Download or read book Monte Carlo Methods written by Roman Frey and published by . This book was released on 2009-10 with total page 136 pages. Available in PDF, EPUB and Kindle. Book excerpt: This paper provides an extensive treatment of the entire Monte Carlo simulation theory. Furthermore, the Monte Carlo technique is used for addressing the pricing of various interest rate derivatives in different term structure models by the simulation approach. With the rising complexity and diversity of upcoming derivative securities, analytically tractable or closed-form pricing methods are difficult to find or even inexistent. If the thoroughly popular lattice valuation approach additionally fails due to non-recombining characteristics, Monte Carlo simulation represents a powerful and flexible alternative pricing method. The goal of this paper is to discuss and implement the fundamentals of Monte Carlo methods and to introduce the wide use of this approach in finance, especially in interest rate derivative valuation. The paper is roughly divided into three parts. The first part focuses on random number generation and on increasing efficiency methods for Monte Carlo, such as variance reduction techniques or low-discrepancy sequences. In the following part different term structure models are developed and the link to the simulation theory is eventually established.
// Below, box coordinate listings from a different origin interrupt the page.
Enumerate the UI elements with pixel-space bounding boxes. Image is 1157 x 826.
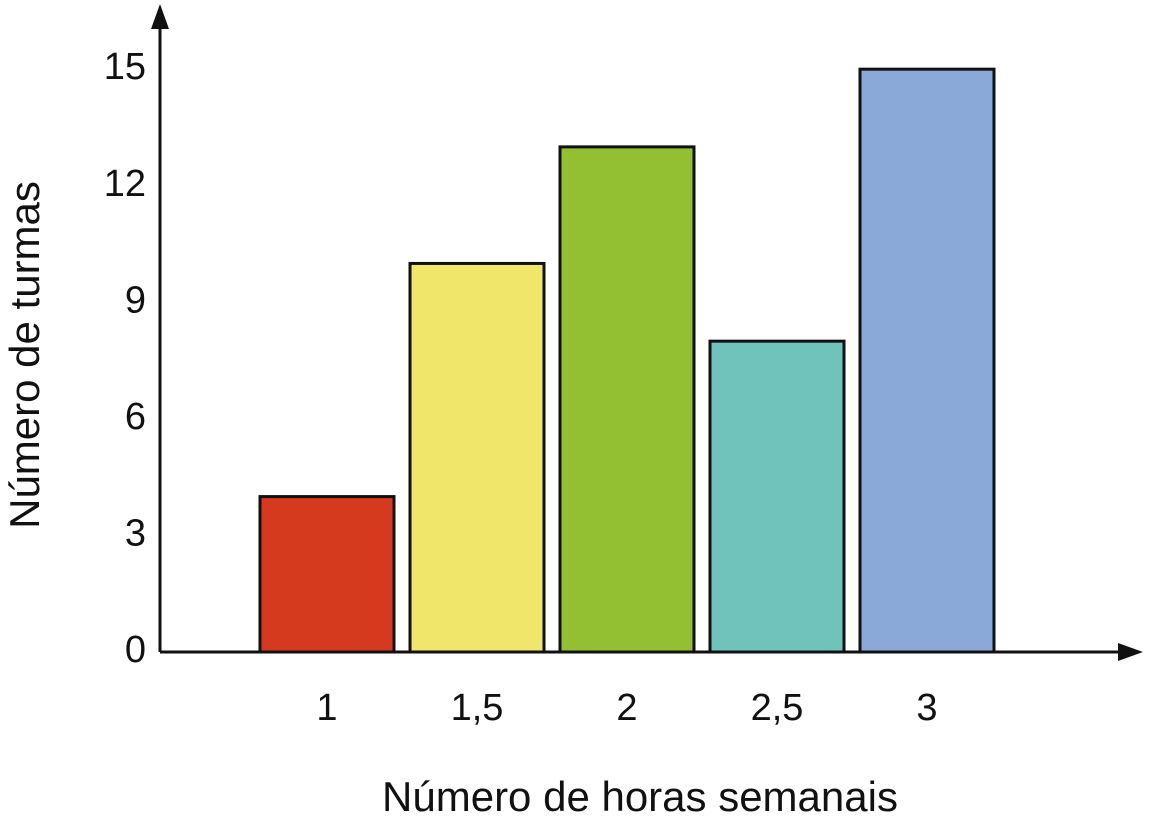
y-tick-label: 9 (125, 279, 146, 321)
x-tick-label: 2 (616, 687, 637, 729)
bar (258, 495, 396, 654)
y-axis-label: Número de turmas (1, 181, 48, 529)
x-axis-arrow (1118, 643, 1143, 661)
x-tick-label: 3 (916, 687, 937, 729)
y-tick-label: 6 (125, 396, 146, 438)
bar (858, 67, 996, 654)
y-axis-arrow (151, 4, 169, 29)
y-tick-label: 12 (104, 163, 146, 205)
y-tick-label: 15 (104, 46, 146, 88)
y-tick-label: 0 (125, 629, 146, 671)
x-tick-label: 1 (316, 687, 337, 729)
bar (708, 339, 846, 654)
x-axis-label: Número de horas semanais (382, 773, 898, 820)
bar (558, 145, 696, 654)
x-tick-label: 1,5 (451, 687, 504, 729)
bar (408, 261, 546, 654)
x-tick-label: 2,5 (751, 687, 804, 729)
y-tick-label: 3 (125, 512, 146, 554)
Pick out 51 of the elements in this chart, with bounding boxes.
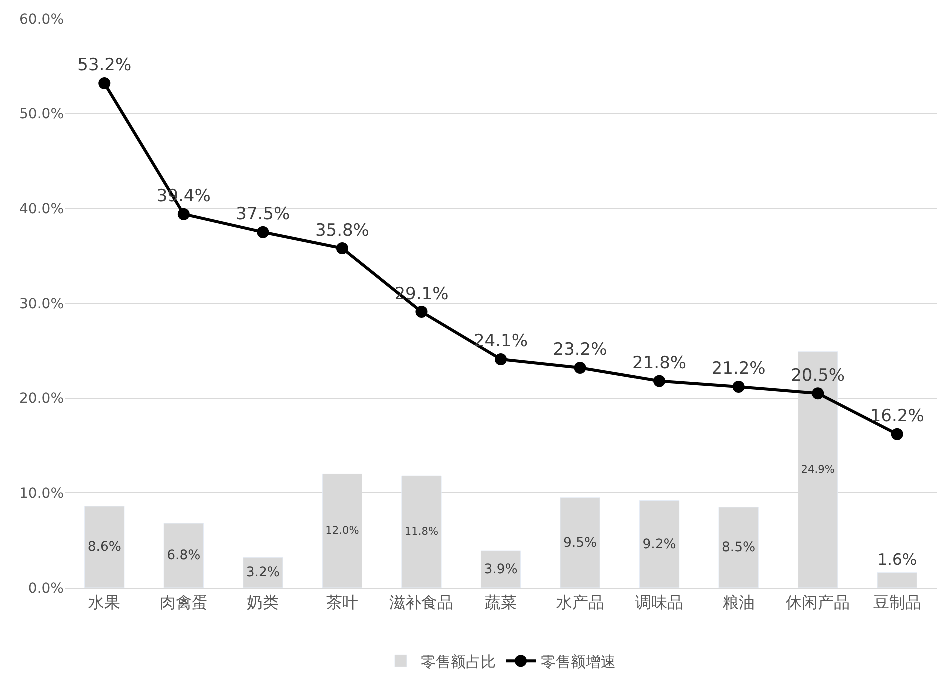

In the third and final part some ordinary and extended Monte Carlo algorithms are implemented and corresponding simulations are run in order to analyze Bermudan swaption prices in detail. Even though Monte Carlo methods feature a relatively slow but given convergence rate, they remain a competitive tool in financial applications. They owe their rising popularity to a large extent to their flexibility and to recent progress in methods which improve their accuracy and precision in estimating quantities of interest. Moreover, some of the leading yield curve models are heavily relying on Monte Carlo techniques. Several extensions of the standard Monte Carlo approach, such as least-squares Monte Carlo, for instance, are able to overcome the early-exercise hurdle a.